Basque-style leek soup (Porrusalda-inspired)

Basque-style leek soup (Porrusalda-inspired)

🍲🗑️🤔 Did you know that plant-based soup is the perfect way to cook with zero waste using whatever veggies you have in your pantry? Most traditional soups use simple, affordable, and minimal ingredients but the outcome is wonderful packed with nutrients, satisfying, and filling. So let’s cook delicious Basque-style comforting and healthy vegetable soup made mainly with leeks but includes other veggies such as onions, potatoes, and carrots. 

🌱🥣 Gorka joined A Grandchild in My Kitchen, Grandma Sita’s plant-based cooking challenge consists of twisting worldwide family dishes into plant-based meals, and they cook a plant-based recipe inspired by the popular “Porrusalda” traditional soup from Basque Country, Northern Spain. Often presented with chunks of vegetables and served hot, which is particularly welcome during this season. 

INGREDIENTS

2 – 3 large leeks
1 onion
300g potatoes
2 carrots
2 tablespoons olive veggie oil
Salt and pepper

METHOD

1. Peel the onion and chop it finely.
2. Put the oil in a saucepan and soften the onion with a little salt.
3. Wash, peel, and cut the potatoes and carrots. Do the same with the leeks, but separate the greenest parts which can be used in other recipes.
4. When the onion is soft, add the leeks and cook them for a few minutes.
5. Add the carrots and potatoes. Stir for 2 minutes on low heat.
6. Season to taste and add the stock.
7. Increase the heat to boiling point and then reduce it again. Simmer for approximately 25 minutes until the potatoes are cooked.
8. Ladle into individual bowls and serve hot.

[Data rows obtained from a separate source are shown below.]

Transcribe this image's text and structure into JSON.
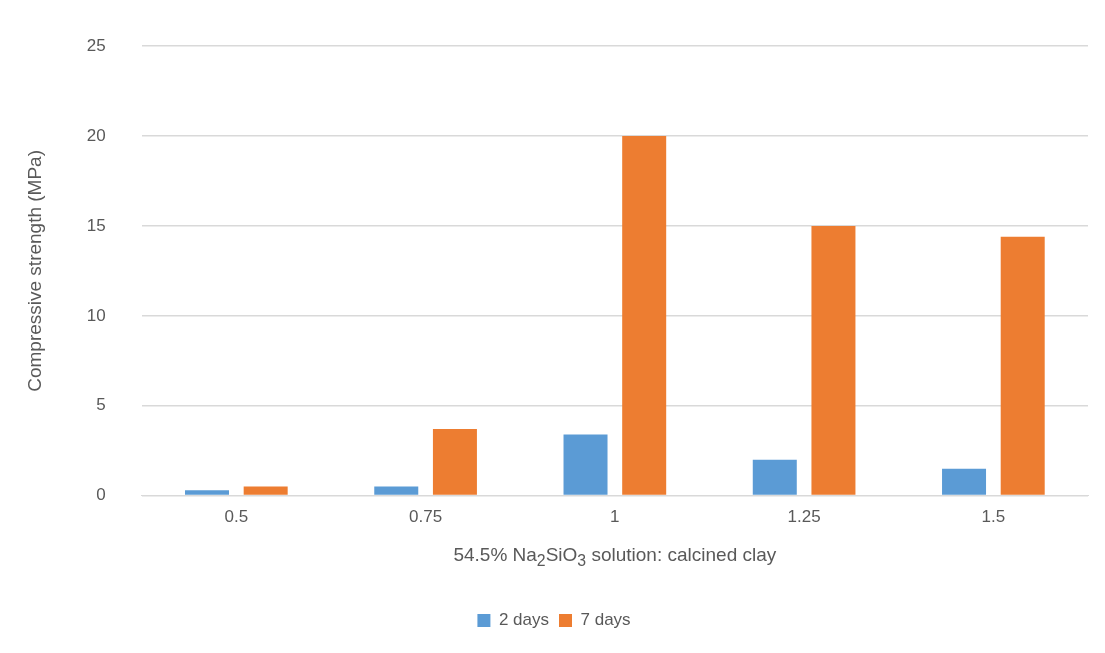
{
  "chart_data": {
    "type": "bar",
    "xlabel": "54.5% Na$_{2}$SiO$_{3}$ solution: calcined clay",
    "ylabel": "Compressive strength (MPa)",
    "categories": [
      "0.5",
      "0.75",
      "1",
      "1.25",
      "1.5"
    ],
    "series": [
      {
        "name": "2 days",
        "color": "#5b9bd5",
        "values": [
          0.3,
          0.5,
          3.4,
          2.0,
          1.5
        ]
      },
      {
        "name": "7 days",
        "color": "#ed7d31",
        "values": [
          0.5,
          3.7,
          20.0,
          15.0,
          14.4
        ]
      }
    ],
    "ylim": [
      0,
      25
    ],
    "yticks": [
      0,
      5,
      10,
      15,
      20,
      25
    ],
    "grid": "y",
    "legend": "bottom"
  }
}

Bon appetite!

👵💚 Grandma Sita’s tips:
*Pumpkin season is in full swing! Use pumpkin instead of carrots for this recipe, it works perfectly well.
*Grab your largest pot as this warming soup is a great dish to prep for several days in advance. Remember, the container should be completely cool before you transfer it to the fridge.
*Homemade soup is the perfect make-ahead meal since it keeps well in the fridge within 3 to 4 days or can be frozen for up to several months.

📗Porrusalda is a tasty soup that originates from the cuisine of the Basque Country, Navarre, and the Rioja. Its name comes from Basque and means “broth with leeks” in honor of its main ingredient. There are many variations depending on the region, with more or less broth and different ingredients, containing leeks, potatoes, carrots, and sometimes cod. 

♻️🌎 Nearly half of the world’s fruits and vegetables go to waste each year. Let’s not add to that statistic by making nutritious plant-based soups that will keep ourselves and the planet healthy. All of us can act at home to reduce our waste and every single one counts. Make soup, not waste!